HEMMER: Let's talk about money now. The nation's jobless rate has remained stuck, still at 4.9 percent reported in the month of August. The figure, however, largely ignoring the impact of the attacks on 9-11; meaning that the October jobless rate looms even more ominously at this point.
To the stock exchange and CNN's Amanda Lang watching that job's report and a lot more. Amanda, good morning
AMANDA LANG, CNN CORRESPONDENT: Good morning, Bill. Watching a lot more down here. Stocks losing ground now. You mentioned that the unemployment rate held steady at 4.9 percent. The problem here is that the headline number doesn't really tell the whole story. U.S. employers cut nearly 200,000 jobs last month. That's double what economist were looking for that. And that is a surprising weakness, which doesn't measure the full impact of the terrorist attacks. That's even more worrisome.
At the moment, Dow Industrials down 80 points.
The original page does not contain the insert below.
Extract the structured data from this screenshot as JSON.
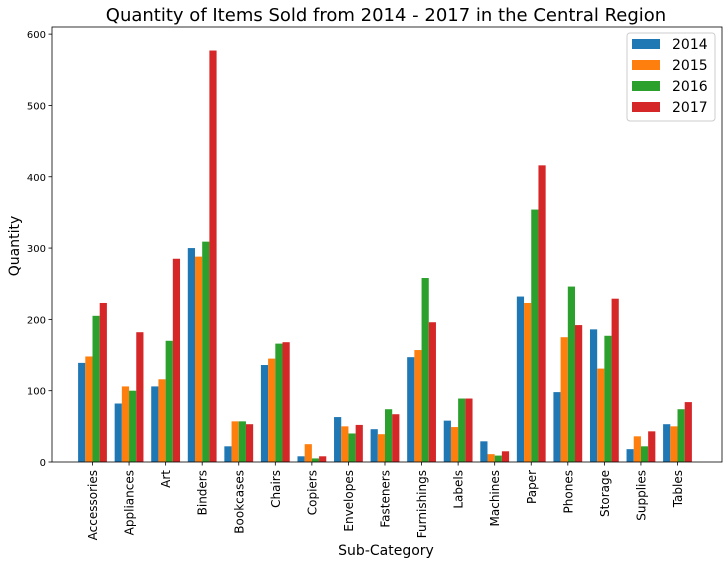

Nasdaq off about 2 percent. Not helping, a trio of tech warnings. They were cheered earlier this week, that is investors, by reassuring news from Cisco and Dell; but today, Sun Microsystems, Advanced Micro Devices and Gateway Computer all say that they will report wider than expected quarterly losses.
Sun also says that it's cutting nearly 4,000 jobs. That's about 9 percent of its workforce. Shares of Sun losing more than 4 percent.
AMD sliding 8 percent today.
Gateway actually trading higher. Both Sun and Gateway said that the September 11th terrorist attacks did play a role in hurting their results. Chipmaker blamed its ongoing price war with Intel.
Several major airlines are announcing deals to lure leisure travelers back to the sky. Delta says that it is slashing rates for domestic travel through December 15th, and international travel through the March 14th. Tickets must be purchased by Monday.
Other carriers quickly followed suit. United says that it will match the fair cuts. American and Continental say they will match them on some routes.
Finally Orbit, the airline's travel web site, says that it will offer additional 10 percent discounts on top of the airline's cuts.
That's the latest from a down day on Wall Street. Bill, back to you.
HEMMER: OK, Amanda. Thank you very much.